The biggest moment of the fight came in Round 8, when Stevenson hit a right hook that stumbled Valdez. Another right hook seconds later sent Valdez shooting into the ropes. With the ropes holding him up, it was ruled a knockdown, giving Stevenson a 10-8 round and some extra padding in a fight where he truly never needed it.
Valdez simply did not present any true danger for Stevenson for the full 12 rounds, leaving the ring with a swollen, reddened face after absorbing round after round of crisp, clean shots.

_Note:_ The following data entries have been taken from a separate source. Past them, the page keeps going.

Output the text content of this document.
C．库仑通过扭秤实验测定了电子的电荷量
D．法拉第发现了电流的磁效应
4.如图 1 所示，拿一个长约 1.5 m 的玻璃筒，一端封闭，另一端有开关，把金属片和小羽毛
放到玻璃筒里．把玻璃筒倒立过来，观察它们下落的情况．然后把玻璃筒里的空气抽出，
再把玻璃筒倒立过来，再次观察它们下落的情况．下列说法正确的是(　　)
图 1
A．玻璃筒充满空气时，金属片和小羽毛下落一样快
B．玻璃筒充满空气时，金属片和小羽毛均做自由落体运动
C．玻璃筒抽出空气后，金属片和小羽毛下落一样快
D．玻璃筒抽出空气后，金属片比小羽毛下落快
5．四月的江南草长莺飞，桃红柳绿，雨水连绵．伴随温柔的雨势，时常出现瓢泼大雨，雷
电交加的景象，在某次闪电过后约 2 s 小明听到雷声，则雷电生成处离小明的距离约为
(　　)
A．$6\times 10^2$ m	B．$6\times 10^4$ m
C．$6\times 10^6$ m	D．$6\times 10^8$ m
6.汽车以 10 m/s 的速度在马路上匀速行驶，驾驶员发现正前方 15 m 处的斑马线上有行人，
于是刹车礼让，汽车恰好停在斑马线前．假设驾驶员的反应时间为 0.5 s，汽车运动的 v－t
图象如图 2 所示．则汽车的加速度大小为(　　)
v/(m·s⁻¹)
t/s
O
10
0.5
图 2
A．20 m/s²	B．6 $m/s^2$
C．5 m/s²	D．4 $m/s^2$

In fact, the riskiest moment of the night for Stevenson may have come when he interrupted his post-fight interview to propose to the mother of his young daughter in the middle of the ring. She said yes, giving Stevenson his second win in one evening.
The final scorecards read 117-110, 118-109 and 118-109, all, unsurprisingly, for Stevenson.
Asked what’s next in the ring, Stevenson acknowledged his future may be at lightweight before saying the immediate concern is collecting two more belts at junior lightweight.
“I’m a superstar in this sport,” Stevenson said. “Line ’em up, name ’em. I’m ready for whoever. … Anybody. Any of the champions. I’m going to go collect all the belts at 130 and become undisputed. I deserve to be a superstar.”